Alevin's matrix type to load into memory
'''
if not os.path.isdir(base_location):
print("{} is not a directory".format( base_location ), file=sys.stderr)
sys.exit(1)
base_location = os.path.join(base_location, "alevin")
print(base_location, file=sys.stderr)
if not os.path.exists(base_location):
print("{} directory doesn't exist".format( base_location ), file=sys.stderr)
sys.exit(1)
data_type = "f"
if mtype == "data":
quant_file = os.path.join(base_location, "quants_mat.gz")
elif mtype == "tier":
data_type = "B"
quant_file = os.path.join(base_location, "quants_tier_mat.gz")
elif mtype == "mean":
quant_file = os.path.join(base_location, "quants_mean_mat.gz")
elif mtype == "var":
quant_file = os.path.join(base_location, "quants_var_mat.gz")
else:
print("wrong mtype:".format( mtype ), file=sys.stderr)
sys.exit(1)
if not os.path.exists(quant_file):
print("quant file {} doesn't exist".format( quant_file ))
sys.exit(1)
if mtype in ["mean", "var"]:
cb_file = os.path.join(base_location, "quants_boot_rows.txt")
else:
cb_file = os.path.join(base_location, "quants_mat_rows.txt")
if not os.path.exists(cb_file):
print("quant file's index: {} doesn't exist".format( cb_file ), file=sys.stderr)
sys.exit(1)
gene_file = os.path.join(base_location, "quants_mat_cols.txt")

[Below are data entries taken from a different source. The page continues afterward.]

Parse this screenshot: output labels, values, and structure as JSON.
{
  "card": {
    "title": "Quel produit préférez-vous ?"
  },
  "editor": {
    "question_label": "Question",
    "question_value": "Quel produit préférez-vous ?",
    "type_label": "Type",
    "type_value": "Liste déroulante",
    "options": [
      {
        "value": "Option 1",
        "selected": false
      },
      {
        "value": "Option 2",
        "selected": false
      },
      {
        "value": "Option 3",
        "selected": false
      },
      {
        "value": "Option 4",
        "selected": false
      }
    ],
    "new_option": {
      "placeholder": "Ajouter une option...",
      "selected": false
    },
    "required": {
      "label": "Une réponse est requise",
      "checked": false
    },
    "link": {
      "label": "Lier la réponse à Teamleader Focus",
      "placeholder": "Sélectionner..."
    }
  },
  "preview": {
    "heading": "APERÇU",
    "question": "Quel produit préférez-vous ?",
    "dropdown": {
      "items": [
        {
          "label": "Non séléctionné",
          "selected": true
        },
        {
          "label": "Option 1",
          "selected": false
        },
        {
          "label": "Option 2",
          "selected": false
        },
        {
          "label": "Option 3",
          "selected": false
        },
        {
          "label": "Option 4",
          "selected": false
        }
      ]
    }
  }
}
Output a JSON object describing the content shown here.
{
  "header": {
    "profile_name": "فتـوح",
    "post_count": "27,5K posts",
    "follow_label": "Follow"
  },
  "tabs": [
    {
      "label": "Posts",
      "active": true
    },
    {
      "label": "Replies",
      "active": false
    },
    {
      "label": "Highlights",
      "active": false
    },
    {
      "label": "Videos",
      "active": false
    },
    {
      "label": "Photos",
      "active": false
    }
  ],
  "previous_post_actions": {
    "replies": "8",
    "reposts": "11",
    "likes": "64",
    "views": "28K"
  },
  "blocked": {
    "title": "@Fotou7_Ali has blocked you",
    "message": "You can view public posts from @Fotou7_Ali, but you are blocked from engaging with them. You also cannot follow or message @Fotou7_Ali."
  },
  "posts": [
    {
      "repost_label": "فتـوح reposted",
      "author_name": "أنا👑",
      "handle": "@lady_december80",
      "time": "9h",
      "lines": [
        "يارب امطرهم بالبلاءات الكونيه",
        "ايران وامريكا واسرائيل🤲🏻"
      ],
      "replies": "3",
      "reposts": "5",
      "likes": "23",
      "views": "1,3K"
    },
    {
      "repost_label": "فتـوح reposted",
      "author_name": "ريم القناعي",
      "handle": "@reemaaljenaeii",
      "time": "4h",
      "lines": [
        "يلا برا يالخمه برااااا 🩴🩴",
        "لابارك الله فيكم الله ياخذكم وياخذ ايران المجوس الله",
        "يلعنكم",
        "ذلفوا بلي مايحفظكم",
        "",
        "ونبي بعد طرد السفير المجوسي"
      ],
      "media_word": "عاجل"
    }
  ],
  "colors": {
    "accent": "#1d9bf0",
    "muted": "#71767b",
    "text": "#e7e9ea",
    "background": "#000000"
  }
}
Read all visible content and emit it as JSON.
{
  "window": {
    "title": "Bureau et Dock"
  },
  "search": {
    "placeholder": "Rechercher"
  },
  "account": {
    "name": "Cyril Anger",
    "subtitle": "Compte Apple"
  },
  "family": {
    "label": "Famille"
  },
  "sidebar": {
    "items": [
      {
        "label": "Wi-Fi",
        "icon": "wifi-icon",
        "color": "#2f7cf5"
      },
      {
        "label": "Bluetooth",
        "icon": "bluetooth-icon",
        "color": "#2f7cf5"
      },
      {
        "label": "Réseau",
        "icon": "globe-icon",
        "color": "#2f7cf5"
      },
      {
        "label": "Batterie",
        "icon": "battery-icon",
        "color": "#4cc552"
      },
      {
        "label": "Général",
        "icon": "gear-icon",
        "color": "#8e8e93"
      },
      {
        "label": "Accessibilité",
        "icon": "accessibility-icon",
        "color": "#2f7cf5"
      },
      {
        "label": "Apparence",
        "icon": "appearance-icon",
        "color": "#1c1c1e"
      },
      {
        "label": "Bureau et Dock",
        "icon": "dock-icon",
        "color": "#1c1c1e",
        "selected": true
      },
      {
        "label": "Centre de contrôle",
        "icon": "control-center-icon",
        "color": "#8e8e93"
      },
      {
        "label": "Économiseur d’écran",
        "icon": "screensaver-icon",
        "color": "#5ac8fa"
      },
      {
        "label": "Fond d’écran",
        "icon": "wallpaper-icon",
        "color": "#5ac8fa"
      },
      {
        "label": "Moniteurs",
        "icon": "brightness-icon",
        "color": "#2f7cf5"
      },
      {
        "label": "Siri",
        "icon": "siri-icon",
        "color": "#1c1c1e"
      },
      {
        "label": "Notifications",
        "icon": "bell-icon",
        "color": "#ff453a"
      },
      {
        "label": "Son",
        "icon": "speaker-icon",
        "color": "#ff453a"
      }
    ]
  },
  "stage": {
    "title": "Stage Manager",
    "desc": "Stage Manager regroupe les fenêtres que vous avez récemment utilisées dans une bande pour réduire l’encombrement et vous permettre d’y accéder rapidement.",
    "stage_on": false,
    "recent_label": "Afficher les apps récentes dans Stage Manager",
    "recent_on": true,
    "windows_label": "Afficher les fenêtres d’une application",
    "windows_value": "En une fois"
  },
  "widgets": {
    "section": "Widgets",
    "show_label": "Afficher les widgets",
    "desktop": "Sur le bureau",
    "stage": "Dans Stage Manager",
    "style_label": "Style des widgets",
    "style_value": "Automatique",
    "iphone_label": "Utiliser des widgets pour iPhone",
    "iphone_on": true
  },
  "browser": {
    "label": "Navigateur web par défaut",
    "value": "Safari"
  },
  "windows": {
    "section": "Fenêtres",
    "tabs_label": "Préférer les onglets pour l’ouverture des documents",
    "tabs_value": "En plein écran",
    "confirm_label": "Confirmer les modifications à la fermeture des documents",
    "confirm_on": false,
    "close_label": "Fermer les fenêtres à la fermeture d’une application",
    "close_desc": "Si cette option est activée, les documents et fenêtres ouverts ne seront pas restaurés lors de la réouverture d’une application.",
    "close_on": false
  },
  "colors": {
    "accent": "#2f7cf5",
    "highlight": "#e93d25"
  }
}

if not os.path.exists(gene_file):
print("quant file's header: {} doesn't exist".format(gene_file), file=sys.stderr)
sys.exit(1)
cb_names = pd.read_csv(cb_file, header=None)[0].values
gene_names = pd.read_csv(gene_file, header=None)[0].values
num_genes = len(gene_names)
num_cbs = len(cb_names)
num_entries = int(np.ceil(num_genes/8))
if rmode == "rust":
print("Using rust mode with {} rows and {} columns".format(num_cbs, num_genes), file=sys.stderr)
mat = sce.read_quants(quant_file, num_cbs, num_genes)
umi_matrix = csr_matrix((mat[2], mat[1], mat[0]), shape=(num_cbs, num_genes)).todense()
else:
with gzip.open( quant_file ) as f:
line_count = 0
tot_umi_count = 0
umi_matrix = []
header_struct = Struct( "B" * num_entries)
while True:
line_count += 1
if line_count%100 == 0:
print ("\r Done reading " + str(line_count) + " cells", end= "", file=sys.stderr)
sys.stdout.flush()
try:
num_exp_genes = 0
exp_counts = header_struct.unpack_from( f.read(header_struct.size) )
for exp_count in exp_counts:
num_exp_genes += bin(exp_count).count("1")
data_struct = Struct( data_type * num_exp_genes)
sparse_cell_counts_vec = list(data_struct.unpack_from( f.read(data_struct.size) ))[::-1]
cell_umi_counts = sum(sparse_cell_counts_vec)
except:
print ("\nRead total " + str(line_count-1) + " cells", file=sys.stderr)
print ("Found total " + str(tot_umi_count) + " reads", file=sys.stderr)
break
if cell_umi_counts > 0.0:
tot_umi_count += cell_umi_counts
cell_counts_vec = []
for exp_count in exp_counts:
for bit in format(exp_count, '08b'):
if len(cell_counts_vec) >= num_genes:
break
if bit == '0':
cell_counts_vec.append(0.0)
else:
abund = sparse_cell_counts_vec.pop()
cell_counts_vec.append(abund)
if len(sparse_cell_counts_vec) > 0:
print("Failure in consumption of data", file=sys.stderr)
print("left with {} entry(ies)".format(len(sparse_cell_counts_vec)))
umi_matrix.append( cell_counts_vec )
else:
print("Found a CB with no read count, something is wrong", file=sys.stderr)
sys.exit(1)
alv = pd.DataFrame(umi_matrix)
alv.columns = gene_names
alv.index = cb_names
if clipped:
alv = alv.loc[:, (alv != 0).any(axis=0)]
return alv
def main():
df = read_quants_bin(sys.argv[1])
df.to_csv(sys.stdout, sep="\t")
if __name__ == "__main__":
main()
I ran it like this:
python convert_quant_mat.py alevin_output/1a_021722_Saliva10XSC_1a_S1/ > test.tsv
alevin_output/1a_021722_Saliva10XSC_1a_S1/alevin
Done reading 500 cells
Read total 562 cells
Found total 203935.0000764782 reads
@k3yavi since this issue seems to be quite fatal, it might be useful having import sce
loaded within the function only if rmode='rust'
. I was going to give up on this package if the above didn't work. I tried pip install, conda install, regular python install and nothing worked. Glad I was able to still convert my files with this code.
The PyPI version of vpolo appears to be out of date, sitting at
v0.2.4
.After installing vpolo using
pip3 install vpolo
, I get the following error when I try to use the matrix parser.My python knowledge is pretty rudimentary, but after poking around the package my guess is this is because the rust module is not installed/does not exist in this version.